Is soft proofing necessary?
Book Design and Imaging
We have made two books with Blurb, one of them 160 pages and one of them about 100-120 pages.
Now, I have a lot of experience in the world of printing, and so i know that what you see on your monitor is almost never what you get on the printed page. Blurb’s colors tend to run a bit black- and cyan-heavy, compared to what I see on my monitor (i have a color corrected professional monitor that is about as accurate as can be).
So – if you’re planning on printing more than a couple of books, it’s a great investment to make sure the color is as true as possible – and in both cases that we’ve worked with Blurb, we actually had one book printed for us to use as our "proof". even the hard cover – because we were planning on hard bound books and wanted to ensure the color was good there, too.
After getting our "proof" copy back, I went in and tweaked about half the photos in the book, allowing for the color shift that happens with the Blurb print model.
It also gives me a chance to read it once more, with a few weeks between when i last wrote and proofed it.
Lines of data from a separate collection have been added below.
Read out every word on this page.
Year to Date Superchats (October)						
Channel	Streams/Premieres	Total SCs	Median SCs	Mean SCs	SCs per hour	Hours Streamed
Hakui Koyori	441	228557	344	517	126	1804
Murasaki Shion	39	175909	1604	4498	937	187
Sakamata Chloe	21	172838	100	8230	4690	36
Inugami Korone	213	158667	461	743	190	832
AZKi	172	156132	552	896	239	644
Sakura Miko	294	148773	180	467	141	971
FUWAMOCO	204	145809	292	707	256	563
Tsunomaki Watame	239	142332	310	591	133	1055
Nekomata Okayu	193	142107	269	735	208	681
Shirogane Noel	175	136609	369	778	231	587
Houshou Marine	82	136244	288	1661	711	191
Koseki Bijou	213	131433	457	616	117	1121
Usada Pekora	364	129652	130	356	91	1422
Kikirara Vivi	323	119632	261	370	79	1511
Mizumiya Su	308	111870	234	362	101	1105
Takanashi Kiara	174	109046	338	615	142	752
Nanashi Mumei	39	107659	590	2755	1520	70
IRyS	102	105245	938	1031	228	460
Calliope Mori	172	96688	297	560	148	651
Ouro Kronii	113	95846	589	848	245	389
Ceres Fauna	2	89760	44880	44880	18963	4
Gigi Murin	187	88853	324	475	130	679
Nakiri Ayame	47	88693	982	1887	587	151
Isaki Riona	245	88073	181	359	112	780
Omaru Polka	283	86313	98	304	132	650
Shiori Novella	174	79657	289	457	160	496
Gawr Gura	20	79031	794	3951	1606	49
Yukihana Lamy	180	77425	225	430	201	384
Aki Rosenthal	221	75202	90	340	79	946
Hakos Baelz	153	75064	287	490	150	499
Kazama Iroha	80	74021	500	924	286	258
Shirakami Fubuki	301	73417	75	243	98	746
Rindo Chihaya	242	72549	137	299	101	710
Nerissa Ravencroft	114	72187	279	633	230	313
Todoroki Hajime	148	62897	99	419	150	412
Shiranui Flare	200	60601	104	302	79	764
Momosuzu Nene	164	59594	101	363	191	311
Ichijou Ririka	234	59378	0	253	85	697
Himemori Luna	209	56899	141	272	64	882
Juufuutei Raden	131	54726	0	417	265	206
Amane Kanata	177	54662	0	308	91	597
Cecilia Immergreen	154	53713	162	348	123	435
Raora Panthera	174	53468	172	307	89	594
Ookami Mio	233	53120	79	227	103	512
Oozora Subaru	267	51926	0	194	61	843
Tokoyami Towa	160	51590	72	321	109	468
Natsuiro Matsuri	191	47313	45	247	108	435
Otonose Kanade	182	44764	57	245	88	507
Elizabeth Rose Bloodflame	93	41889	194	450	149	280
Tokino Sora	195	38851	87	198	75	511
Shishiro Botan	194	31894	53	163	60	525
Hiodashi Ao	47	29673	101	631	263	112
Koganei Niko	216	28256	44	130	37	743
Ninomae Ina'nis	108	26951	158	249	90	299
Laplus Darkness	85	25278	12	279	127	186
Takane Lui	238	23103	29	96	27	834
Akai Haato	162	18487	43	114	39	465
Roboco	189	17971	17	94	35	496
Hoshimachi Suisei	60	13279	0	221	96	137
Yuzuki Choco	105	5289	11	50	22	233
I have experience as a proofreader but i know that after awhile you become blind to mistakes if you read it too often – and i always find a typo or two that need to be corrected.
I have learned that no printed document of this size is ever perfect, but the hard copy proof stage is the best spent $60 in this process – and once i’ve done that, i can order ten copies for friends and family and be assured that the color and copy are the best they can be.